Etrange aveu de Chateaubriand, après qu'il nous a raconté son voyage jusqu'à Jérusalem, celui qu'il a retracé dans son Itinéraire. Notre auteur a déjà parcouru l'Amérique du nord et tout le pourtour de la Méditerrannée, ce qui n'est pas rien au début du XIXème siècle. Il faut avoir envie d'ailleurs, être aventureux, ne pas craindre l'inconfort ni le risque.
Et c'est à ce moment qu'il affirme ne pas aimer voyager! S'il le fait, dit-il, ce n'est pas pour les découvertes, les rencontres, les ruines, etc. c'est pour vivre simplement des périodes de solitude.
J'ai d'abord pensé qu'il y avait beaucoup de pose romantique dans cette déclaration. On fuit les hommes et on va rêver au bord des cascades sublimes, des précipices sans fond, des mers déchaînées. La méditation est encore plus grandiose, n'est-ce pas, au milieu des déserts immenses, des océans infinis, ou au bord de la cataracte du Niagara.
Mais peut-être finalement que non. Chateaubriand bien entendu se met en scène et arrange les événements, comme la plupart de ceux qui se racontent, peut-être un peu plus que d'autres, mais pourquoi ne pas lui accorder un fond de vérité?

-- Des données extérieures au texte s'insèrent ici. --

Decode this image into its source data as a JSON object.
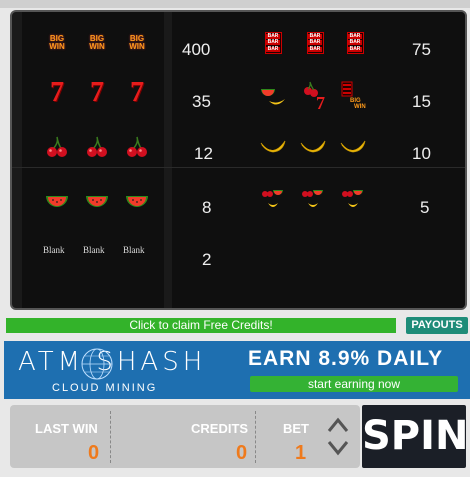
{
  "paytable": {
    "left": [
      {
        "symbol": "big-win",
        "label": "BIG WIN",
        "payout": "400"
      },
      {
        "symbol": "seven",
        "label": "7",
        "payout": "35"
      },
      {
        "symbol": "cherry",
        "label": "",
        "payout": "12"
      },
      {
        "symbol": "watermelon",
        "label": "",
        "payout": "8"
      },
      {
        "symbol": "blank",
        "label": "Blank",
        "payout": "2"
      }
    ],
    "right": [
      {
        "symbol": "bar",
        "label": "BAR",
        "payout": "75"
      },
      {
        "symbol": "mixed",
        "label": "",
        "payout": "15"
      },
      {
        "symbol": "banana",
        "label": "",
        "payout": "10"
      },
      {
        "symbol": "fruit-mix",
        "label": "",
        "payout": "5"
      }
    ]
  },
  "claim_label": "Click to claim Free Credits!",
  "payouts_label": "PAYOUTS",
  "ad": {
    "logo": "ATM SHASH",
    "sub": "CLOUD MINING",
    "earn": "EARN 8.9% DAILY",
    "cta": "start earning now"
  },
  "controls": {
    "last_win_label": "LAST WIN",
    "last_win": "0",
    "credits_label": "CREDITS",
    "credits": "0",
    "bet_label": "BET",
    "bet": "1",
    "spin_label": "SPIN"
  },
  "colors": {
    "accent": "#ef7a1c",
    "claim_bg": "#33b32a",
    "ad_bg": "#1e6fb0"
  }
}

Nicolas Bouvier disait qu'une des vertus du voyage, c'est qu'il vous rince, vous essore, vous amaigrit. Peut-être Chateaubriand recherchait-il la même chose. Un éloignement social, un tête-à-tête avec soi-même, une coupure des habitudes. Cet état de sagesse où, finalement, confronté aux formes inconnues et strictement extérieures, on prend conscience de la forme de son moi – et il est tout petit.